Analyse
Investir dans l'acier sud-coréen ? il y a 3 ans - lundi 26 mai 2014

La sidérurgie est en redressement. N’est-ce pas dès lors le moment de chercher à en profiter en misant sur diverses actions du secteur, comme par exemple l’action sud-coréenne Posco ?

Nous sommes globalement positifs pour le secteur qui a, selon nous, dépassé le point le plus bas de son cycle. Car la demande d’acier est à présent soutenue par l’amélioration de l’économie mondiale. Les atouts de l'action Posco ne sont pas suffisamment intégrés dans le cours. Le titre peut donc faire l’objet d’un achat. Mais compte tenu des risques, il est à réserver aux plus audacieux. L’action est cotée à Séoul, mais aussi aux USA (ISIN US6934831099).
Dans le secteur, nous privilégions ArcelorMittal, mieux diversifié et davantage présent dans le secteur minier, ou Schnitzer Steel industries, mieux diversifié et bénéficiant d’une meilleure position sur les marchés d’exportations.

 

Des atouts solides…

Le groupe Posco bénéficie d’une position très forte sur le marché sud-coréen. Sa part de marché y est d’environ 50 %, ce qui lui confère un certain pouvoir sur les prix. Ensuite, les perspectives de l’économie coréenne étant bonnes, la reprise économique que connaît le pays continuera de soutenir la demande locale d’acier.
Posco bénéficie des coûts de production parmi les moins élevés du marché.

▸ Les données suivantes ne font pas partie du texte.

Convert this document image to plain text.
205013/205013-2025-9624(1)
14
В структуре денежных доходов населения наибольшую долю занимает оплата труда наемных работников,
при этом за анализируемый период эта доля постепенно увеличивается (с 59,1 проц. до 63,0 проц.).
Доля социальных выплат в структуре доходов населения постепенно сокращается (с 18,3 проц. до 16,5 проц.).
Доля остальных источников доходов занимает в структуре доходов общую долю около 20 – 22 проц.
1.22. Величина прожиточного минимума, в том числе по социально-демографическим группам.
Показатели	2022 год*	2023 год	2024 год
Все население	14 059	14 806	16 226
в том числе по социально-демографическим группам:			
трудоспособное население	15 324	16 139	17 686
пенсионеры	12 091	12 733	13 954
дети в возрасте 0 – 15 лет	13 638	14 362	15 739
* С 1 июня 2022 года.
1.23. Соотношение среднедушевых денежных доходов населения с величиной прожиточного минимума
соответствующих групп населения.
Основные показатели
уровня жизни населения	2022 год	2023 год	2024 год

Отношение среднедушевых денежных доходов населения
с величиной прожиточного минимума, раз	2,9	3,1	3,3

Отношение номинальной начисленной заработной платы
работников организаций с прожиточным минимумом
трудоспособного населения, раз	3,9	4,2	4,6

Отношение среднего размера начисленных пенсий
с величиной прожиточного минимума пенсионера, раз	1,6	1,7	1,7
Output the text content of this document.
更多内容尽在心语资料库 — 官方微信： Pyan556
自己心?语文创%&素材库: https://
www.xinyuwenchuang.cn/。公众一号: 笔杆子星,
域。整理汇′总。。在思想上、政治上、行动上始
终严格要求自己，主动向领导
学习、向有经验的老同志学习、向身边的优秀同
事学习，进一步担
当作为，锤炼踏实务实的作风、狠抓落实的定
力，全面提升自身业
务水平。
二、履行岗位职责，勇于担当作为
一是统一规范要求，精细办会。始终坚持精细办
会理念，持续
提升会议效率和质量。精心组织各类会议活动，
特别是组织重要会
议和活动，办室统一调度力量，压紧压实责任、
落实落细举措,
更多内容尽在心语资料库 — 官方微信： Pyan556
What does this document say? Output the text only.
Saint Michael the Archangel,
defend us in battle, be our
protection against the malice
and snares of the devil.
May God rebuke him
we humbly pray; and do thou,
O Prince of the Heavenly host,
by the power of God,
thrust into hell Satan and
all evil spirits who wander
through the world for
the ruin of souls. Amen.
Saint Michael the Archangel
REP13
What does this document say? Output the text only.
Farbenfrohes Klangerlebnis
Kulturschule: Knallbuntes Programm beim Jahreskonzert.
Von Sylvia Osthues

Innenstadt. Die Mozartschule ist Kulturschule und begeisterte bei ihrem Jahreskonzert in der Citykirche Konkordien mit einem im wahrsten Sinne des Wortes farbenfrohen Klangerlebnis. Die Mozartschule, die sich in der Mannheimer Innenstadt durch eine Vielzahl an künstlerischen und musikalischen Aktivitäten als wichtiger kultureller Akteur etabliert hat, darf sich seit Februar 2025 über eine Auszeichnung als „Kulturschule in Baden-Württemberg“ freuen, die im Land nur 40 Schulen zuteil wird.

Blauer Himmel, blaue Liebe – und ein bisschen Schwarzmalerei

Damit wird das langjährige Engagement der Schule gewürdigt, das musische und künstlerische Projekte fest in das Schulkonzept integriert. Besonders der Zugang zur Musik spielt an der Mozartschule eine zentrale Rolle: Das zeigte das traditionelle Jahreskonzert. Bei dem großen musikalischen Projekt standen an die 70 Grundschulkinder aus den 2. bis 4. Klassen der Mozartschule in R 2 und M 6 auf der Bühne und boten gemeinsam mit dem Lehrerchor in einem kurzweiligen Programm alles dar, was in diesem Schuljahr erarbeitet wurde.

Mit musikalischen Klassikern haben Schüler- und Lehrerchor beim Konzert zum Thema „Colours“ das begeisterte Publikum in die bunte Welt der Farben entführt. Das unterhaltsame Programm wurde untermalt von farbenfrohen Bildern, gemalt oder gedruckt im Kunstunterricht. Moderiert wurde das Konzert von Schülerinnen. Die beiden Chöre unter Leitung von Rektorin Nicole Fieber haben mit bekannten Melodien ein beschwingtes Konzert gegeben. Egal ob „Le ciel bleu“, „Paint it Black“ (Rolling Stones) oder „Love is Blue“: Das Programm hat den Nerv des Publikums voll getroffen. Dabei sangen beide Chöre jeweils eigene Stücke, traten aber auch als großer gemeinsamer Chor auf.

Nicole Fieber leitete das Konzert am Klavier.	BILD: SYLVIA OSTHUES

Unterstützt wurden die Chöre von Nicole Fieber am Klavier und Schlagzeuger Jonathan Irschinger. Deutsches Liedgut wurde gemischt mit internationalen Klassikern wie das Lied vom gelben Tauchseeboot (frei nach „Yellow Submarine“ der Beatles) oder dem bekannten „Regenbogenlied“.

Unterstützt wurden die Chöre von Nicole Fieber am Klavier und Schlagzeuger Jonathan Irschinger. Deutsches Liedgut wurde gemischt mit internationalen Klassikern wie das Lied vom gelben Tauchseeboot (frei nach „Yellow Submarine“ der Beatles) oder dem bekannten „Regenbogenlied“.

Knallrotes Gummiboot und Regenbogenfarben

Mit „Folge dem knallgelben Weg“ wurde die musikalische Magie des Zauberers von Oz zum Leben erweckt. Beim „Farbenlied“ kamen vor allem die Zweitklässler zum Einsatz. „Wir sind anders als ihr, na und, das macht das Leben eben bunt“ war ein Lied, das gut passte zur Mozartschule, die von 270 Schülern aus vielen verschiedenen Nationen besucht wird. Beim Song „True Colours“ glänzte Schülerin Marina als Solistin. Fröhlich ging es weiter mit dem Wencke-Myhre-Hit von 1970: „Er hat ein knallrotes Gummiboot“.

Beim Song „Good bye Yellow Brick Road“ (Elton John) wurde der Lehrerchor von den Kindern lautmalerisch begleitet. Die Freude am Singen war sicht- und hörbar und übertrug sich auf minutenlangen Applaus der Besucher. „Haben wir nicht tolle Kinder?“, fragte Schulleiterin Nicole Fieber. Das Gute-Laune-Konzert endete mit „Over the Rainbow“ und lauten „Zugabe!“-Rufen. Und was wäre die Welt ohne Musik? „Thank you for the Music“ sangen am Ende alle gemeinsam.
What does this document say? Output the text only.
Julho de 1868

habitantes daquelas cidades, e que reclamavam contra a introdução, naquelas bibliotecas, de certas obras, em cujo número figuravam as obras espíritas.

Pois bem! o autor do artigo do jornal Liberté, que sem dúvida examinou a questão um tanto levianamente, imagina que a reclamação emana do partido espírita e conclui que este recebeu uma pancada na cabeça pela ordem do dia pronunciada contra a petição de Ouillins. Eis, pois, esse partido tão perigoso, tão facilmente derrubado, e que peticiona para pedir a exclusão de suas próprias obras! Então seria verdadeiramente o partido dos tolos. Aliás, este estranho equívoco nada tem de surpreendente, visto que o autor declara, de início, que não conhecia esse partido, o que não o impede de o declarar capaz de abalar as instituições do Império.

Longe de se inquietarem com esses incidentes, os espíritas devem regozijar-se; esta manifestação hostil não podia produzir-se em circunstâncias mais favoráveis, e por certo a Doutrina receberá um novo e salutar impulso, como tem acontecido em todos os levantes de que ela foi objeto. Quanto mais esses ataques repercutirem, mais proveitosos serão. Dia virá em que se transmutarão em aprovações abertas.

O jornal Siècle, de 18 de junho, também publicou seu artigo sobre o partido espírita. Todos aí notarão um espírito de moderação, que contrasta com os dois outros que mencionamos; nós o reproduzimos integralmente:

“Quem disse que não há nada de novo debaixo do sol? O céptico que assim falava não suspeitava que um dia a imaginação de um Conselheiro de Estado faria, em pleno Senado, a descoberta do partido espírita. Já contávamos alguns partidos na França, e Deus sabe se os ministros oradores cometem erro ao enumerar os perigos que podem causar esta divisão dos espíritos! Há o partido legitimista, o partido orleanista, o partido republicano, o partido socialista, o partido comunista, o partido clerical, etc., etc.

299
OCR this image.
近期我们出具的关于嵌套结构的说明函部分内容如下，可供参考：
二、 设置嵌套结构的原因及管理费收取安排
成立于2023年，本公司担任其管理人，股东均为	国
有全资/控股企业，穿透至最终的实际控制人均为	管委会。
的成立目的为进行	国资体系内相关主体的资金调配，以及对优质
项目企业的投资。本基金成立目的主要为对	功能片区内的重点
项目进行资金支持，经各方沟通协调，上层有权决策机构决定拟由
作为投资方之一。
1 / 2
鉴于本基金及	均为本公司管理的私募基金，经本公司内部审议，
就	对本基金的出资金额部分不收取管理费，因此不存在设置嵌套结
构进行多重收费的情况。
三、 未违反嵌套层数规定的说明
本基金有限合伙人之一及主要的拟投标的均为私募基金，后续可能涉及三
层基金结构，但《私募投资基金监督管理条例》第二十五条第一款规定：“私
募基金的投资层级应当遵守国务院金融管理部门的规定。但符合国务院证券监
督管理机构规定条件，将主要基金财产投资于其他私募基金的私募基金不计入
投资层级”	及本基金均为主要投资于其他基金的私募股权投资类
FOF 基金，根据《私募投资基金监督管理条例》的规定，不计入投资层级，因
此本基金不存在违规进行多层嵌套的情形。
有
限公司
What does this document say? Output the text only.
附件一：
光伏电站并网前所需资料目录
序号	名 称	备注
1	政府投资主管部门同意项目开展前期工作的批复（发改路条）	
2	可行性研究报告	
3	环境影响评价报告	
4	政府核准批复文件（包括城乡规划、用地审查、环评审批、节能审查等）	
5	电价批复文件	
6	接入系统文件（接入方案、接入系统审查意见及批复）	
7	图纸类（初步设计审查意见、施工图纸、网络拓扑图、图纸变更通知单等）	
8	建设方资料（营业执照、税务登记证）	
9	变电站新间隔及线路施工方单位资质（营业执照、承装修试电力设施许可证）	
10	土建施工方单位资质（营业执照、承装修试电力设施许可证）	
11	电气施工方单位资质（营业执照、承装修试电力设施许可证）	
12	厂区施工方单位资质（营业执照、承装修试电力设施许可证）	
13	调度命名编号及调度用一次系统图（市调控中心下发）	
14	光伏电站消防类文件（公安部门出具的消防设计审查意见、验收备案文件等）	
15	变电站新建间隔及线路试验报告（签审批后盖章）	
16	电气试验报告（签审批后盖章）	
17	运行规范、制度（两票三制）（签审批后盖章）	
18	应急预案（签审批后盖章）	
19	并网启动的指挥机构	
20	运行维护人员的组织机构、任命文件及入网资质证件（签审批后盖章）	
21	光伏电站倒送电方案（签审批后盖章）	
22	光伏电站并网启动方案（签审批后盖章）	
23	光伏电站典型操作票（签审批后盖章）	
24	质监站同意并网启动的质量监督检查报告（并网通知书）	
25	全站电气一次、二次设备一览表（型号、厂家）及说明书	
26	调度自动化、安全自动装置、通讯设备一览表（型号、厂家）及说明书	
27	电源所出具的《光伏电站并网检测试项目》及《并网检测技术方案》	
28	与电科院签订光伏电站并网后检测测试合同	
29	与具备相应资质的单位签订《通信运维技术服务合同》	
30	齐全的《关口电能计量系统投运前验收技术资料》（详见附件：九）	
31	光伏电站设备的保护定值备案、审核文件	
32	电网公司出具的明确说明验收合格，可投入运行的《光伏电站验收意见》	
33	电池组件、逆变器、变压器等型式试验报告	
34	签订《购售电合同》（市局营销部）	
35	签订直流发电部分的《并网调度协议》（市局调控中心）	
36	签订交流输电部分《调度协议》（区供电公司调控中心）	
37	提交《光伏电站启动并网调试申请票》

C’est notamment grâce à ses avancées technologiques (la technologie FINEX qu’il a développée lui permet de réduire ses coûts de production de 10 à 15 %, en utilisant du minerai de fer et du charbon de moins bonne qualité, et donc moins chers). Le coréen développe également ses capacités productives dans des pays à bas coûts ( Brésil,Vietnam, Indonésie). Ces faibles coûts lui permettent de rivaliser avec les producteurs d’acier chinois et l’ont aidé à rester rentable durant la crise. Enfin, Posco a su préserver la qualité de son bilan, contrairement à bon nombre de ses concurrents européens et américains. Son ambition est de l’améliorer encore, par des cessions d’actifs non stratégiques.

 

…mais aussi des risques

L’action Posco est cependant risquée, pour plusieurs raisons.
A moyen terme, le destin de Posco restera étroitement lié à celui de la Chine. Car la Chine absorbe à elle seule pas moins de 50 % de la production mondiale d’acier. Et le pays est le plus gros débouché des exportations de Posco. Ensuite, Posco, dépendant de ses besoins en matières premières (minerai de fer, charbon et nickel), a vu ses marges fondre avec l’envolée des prix du minerai de fer. Certes, comme d’autres sidérurgistes, il cherche à accroître son autosuffisance, en se positionnant dans la production de minerai de fer. D’ici la fin de cette année, il compte assurer lui-même la production de 50 % de ses besoins en minerai (contre 30 % fin 2013). Cela réduit le risque, mais sans le supprimer. Le groupe est aussi exposé à un risque de change car la majeure partie de son chiffre d’affaires est facturée en won sud-coréen (surévaluée par rapport à l’euro) et reste relativement exposé à l’instabilité politique de son voisin : la Corée du nord.